DIXONS Retail, the UK’s largest high street electricals group, will come under pressure this week to finally close its troubled south European arm, which continues to hobble resilient trading.
But new chief executive Sebastian James is expected to tell the City that, although all Dixons’s operations are kept under review, he is for now keeping faith with the region in the eye of the Eurozone financial storm.
Analysts say the debate over the value of operations in Italy and Greece, where the group trades as UniEuro and Kotsovolos respectively, will continue. They cite today’s uncertain Greek elections and the threat of a decade of consumer austerity in that country.
The question is set to overshadow resilient full-year results from Dixons on Thursday as the retailer has already flagged that underlying pre-tax profits will be between £65 million and £70m, down from £85.3m in the previous 12 months. The contrast between Dixons’s solid performance in Britain and northern Europe and its struggles in southern Europe was highlighted in the company’s fourth-quarter update in May.
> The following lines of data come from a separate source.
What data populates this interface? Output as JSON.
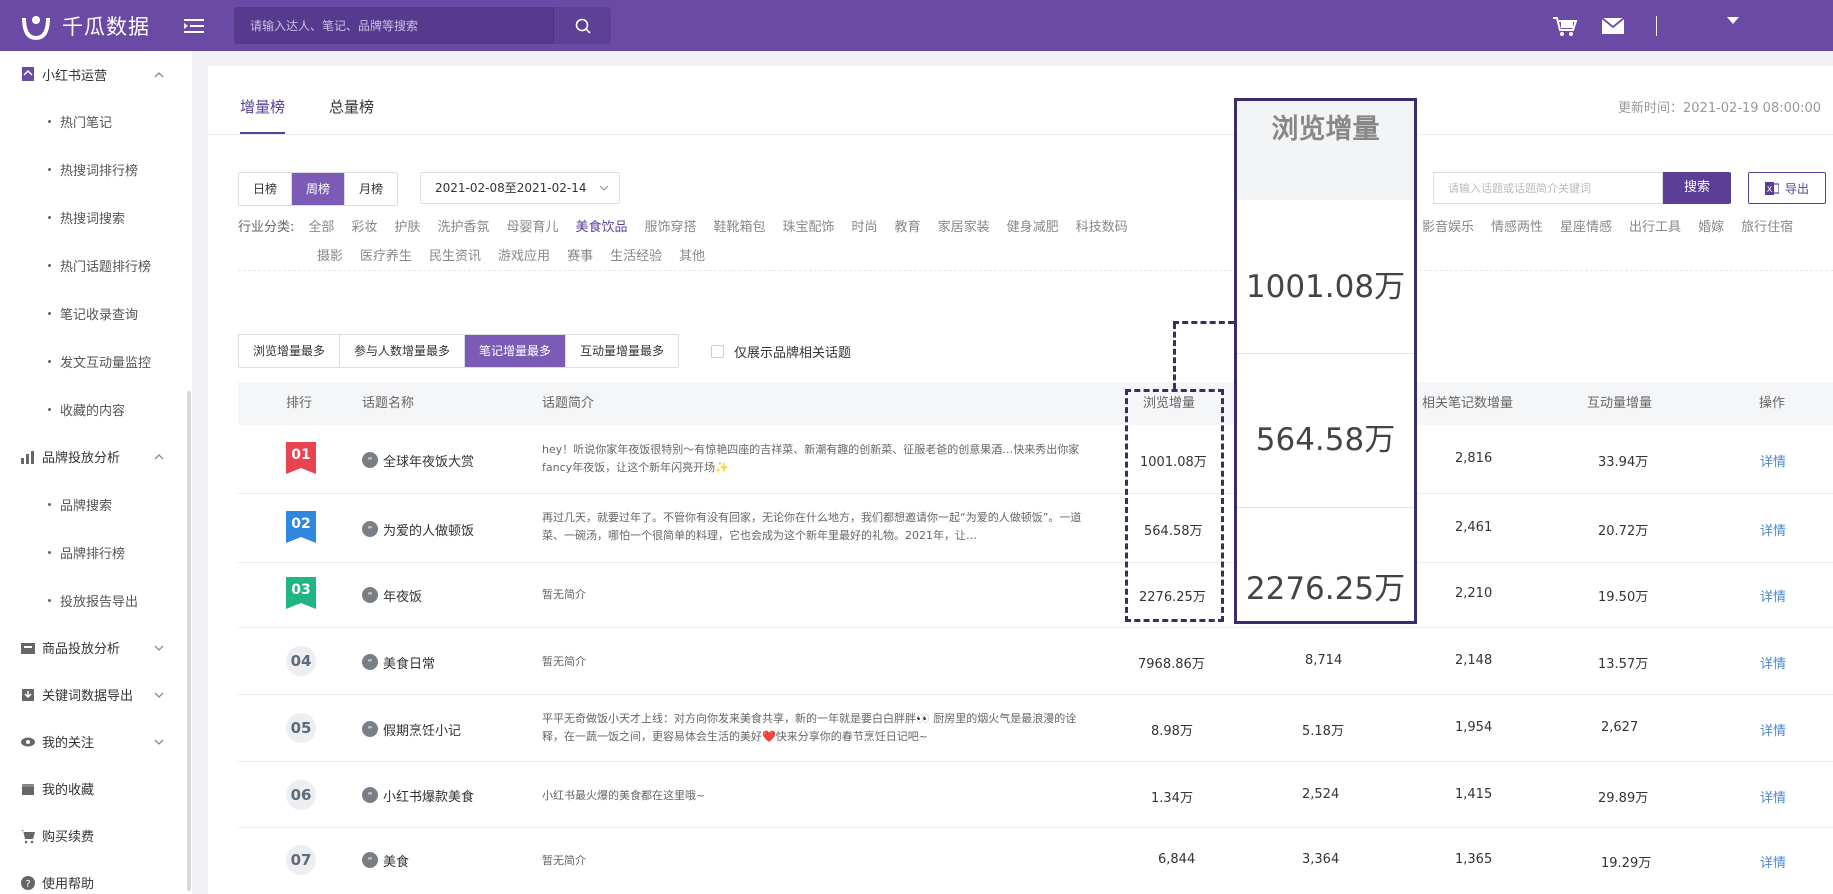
{
  "brand": {
    "name": "千瓜数据"
  },
  "search": {
    "placeholder": "请输入达人、笔记、品牌等搜索"
  },
  "colors": {
    "topbar": "#6a4aa4",
    "accent": "#5b3e96",
    "rank1": "#e8434f",
    "rank2": "#2f88e0",
    "rank3": "#1fb584",
    "link": "#4a88d1"
  },
  "sidebar": {
    "groups": [
      {
        "label": "小红书运营",
        "icon": "xiaohongshu-icon",
        "expanded": true,
        "items": [
          "热门笔记",
          "热搜词排行榜",
          "热搜词搜索",
          "热门话题排行榜",
          "笔记收录查询",
          "发文互动量监控",
          "收藏的内容"
        ]
      },
      {
        "label": "品牌投放分析",
        "icon": "chart-icon",
        "expanded": true,
        "items": [
          "品牌搜索",
          "品牌排行榜",
          "投放报告导出"
        ]
      },
      {
        "label": "商品投放分析",
        "icon": "goods-icon",
        "expanded": false,
        "items": []
      },
      {
        "label": "关键词数据导出",
        "icon": "download-icon",
        "expanded": false,
        "items": []
      },
      {
        "label": "我的关注",
        "icon": "eye-icon",
        "expanded": false,
        "items": []
      },
      {
        "label": "我的收藏",
        "icon": "favorites-icon",
        "expanded": null,
        "items": []
      },
      {
        "label": "购买续费",
        "icon": "cart-icon",
        "expanded": null,
        "items": []
      },
      {
        "label": "使用帮助",
        "icon": "help-icon",
        "expanded": null,
        "items": []
      }
    ]
  },
  "tabs": [
    {
      "label": "增量榜",
      "active": true
    },
    {
      "label": "总量榜",
      "active": false
    }
  ],
  "update_time": "更新时间：2021-02-19 08:00:00",
  "period": {
    "options": [
      "日榜",
      "周榜",
      "月榜"
    ],
    "selected": "周榜"
  },
  "date_range": "2021-02-08至2021-02-14",
  "keyword": {
    "placeholder": "请输入话题或话题简介关键词",
    "button": "搜索"
  },
  "export": {
    "label": "导出"
  },
  "categories": {
    "label": "行业分类:",
    "row1_left": [
      "全部",
      "彩妆",
      "护肤",
      "洗护香氛",
      "母婴育儿",
      "美食饮品",
      "服饰穿搭",
      "鞋靴箱包",
      "珠宝配饰",
      "时尚",
      "教育",
      "家居家装",
      "健身减肥",
      "科技数码"
    ],
    "row1_right": [
      "影音娱乐",
      "情感两性",
      "星座情感",
      "出行工具",
      "婚嫁",
      "旅行住宿"
    ],
    "row2": [
      "摄影",
      "医疗养生",
      "民生资讯",
      "游戏应用",
      "赛事",
      "生活经验",
      "其他"
    ],
    "selected": "美食饮品"
  },
  "sort": {
    "options": [
      "浏览增量最多",
      "参与人数增量最多",
      "笔记增量最多",
      "互动量增量最多"
    ],
    "selected": "笔记增量最多"
  },
  "brand_only": {
    "label": "仅展示品牌相关话题",
    "checked": false
  },
  "table": {
    "headers": {
      "rank": "排行",
      "name": "话题名称",
      "desc": "话题简介",
      "views": "浏览增量",
      "notes": "相关笔记数增量",
      "interactions": "互动量增量",
      "action": "操作"
    },
    "rows": [
      {
        "rank": "01",
        "name": "全球年夜饭大赏",
        "desc": "hey！听说你家年夜饭很特别～有惊艳四座的吉祥菜、新潮有趣的创新菜、征服老爸的创意果酒…快来秀出你家fancy年夜饭，让这个新年闪亮开场✨",
        "views": "1001.08万",
        "participants": "",
        "notes": "2,816",
        "interactions": "33.94万",
        "action": "详情"
      },
      {
        "rank": "02",
        "name": "为爱的人做顿饭",
        "desc": "再过几天，就要过年了。不管你有没有回家，无论你在什么地方，我们都想邀请你一起“为爱的人做顿饭”。一道菜、一碗汤，哪怕一个很简单的料理，它也会成为这个新年里最好的礼物。2021年，让…",
        "views": "564.58万",
        "participants": "",
        "notes": "2,461",
        "interactions": "20.72万",
        "action": "详情"
      },
      {
        "rank": "03",
        "name": "年夜饭",
        "desc": "暂无简介",
        "views": "2276.25万",
        "participants": "",
        "notes": "2,210",
        "interactions": "19.50万",
        "action": "详情"
      },
      {
        "rank": "04",
        "name": "美食日常",
        "desc": "暂无简介",
        "views": "7968.86万",
        "participants": "8,714",
        "notes": "2,148",
        "interactions": "13.57万",
        "action": "详情"
      },
      {
        "rank": "05",
        "name": "假期烹饪小记",
        "desc": "平平无奇做饭小天才上线：对方向你发来美食共享，新的一年就是要白白胖胖👀 厨房里的烟火气是最浪漫的诠释，在一蔬一饭之间，更容易体会生活的美好❤️快来分享你的春节烹饪日记吧~",
        "views": "8.98万",
        "participants": "5.18万",
        "notes": "1,954",
        "interactions": "2,627",
        "action": "详情"
      },
      {
        "rank": "06",
        "name": "小红书爆款美食",
        "desc": "小红书最火爆的美食都在这里哦~",
        "views": "1.34万",
        "participants": "2,524",
        "notes": "1,415",
        "interactions": "29.89万",
        "action": "详情"
      },
      {
        "rank": "07",
        "name": "美食",
        "desc": "暂无简介",
        "views": "6,844",
        "participants": "3,364",
        "notes": "1,365",
        "interactions": "19.29万",
        "action": "详情"
      }
    ]
  },
  "zoom_callout": {
    "title": "浏览增量",
    "values": [
      "1001.08万",
      "564.58万",
      "2276.25万"
    ]
  }
}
Like-for‑like sales in Britain and Ireland, where two-thirds of its stores have been refurbished, rose 8 per cent, helped by the struggles at rivals such as Comet and the success of Apple’s iPad.
Same-floorspace sales also lifted 10 per cent in the group’s Scandinavian operation, but revenues in southern Europe slumped 9 per cent.
One analyst said: “Dixons will undoubtedly be questioned about their commitment to Italy and Greece. I think they must have considered withdrawal.
“They are said to be having problems with credit insurance with regard to their electricals suppliers for goods in the region. Suppliers are getting twitchy about the economic situation there and supplying only when they know they will get paid.”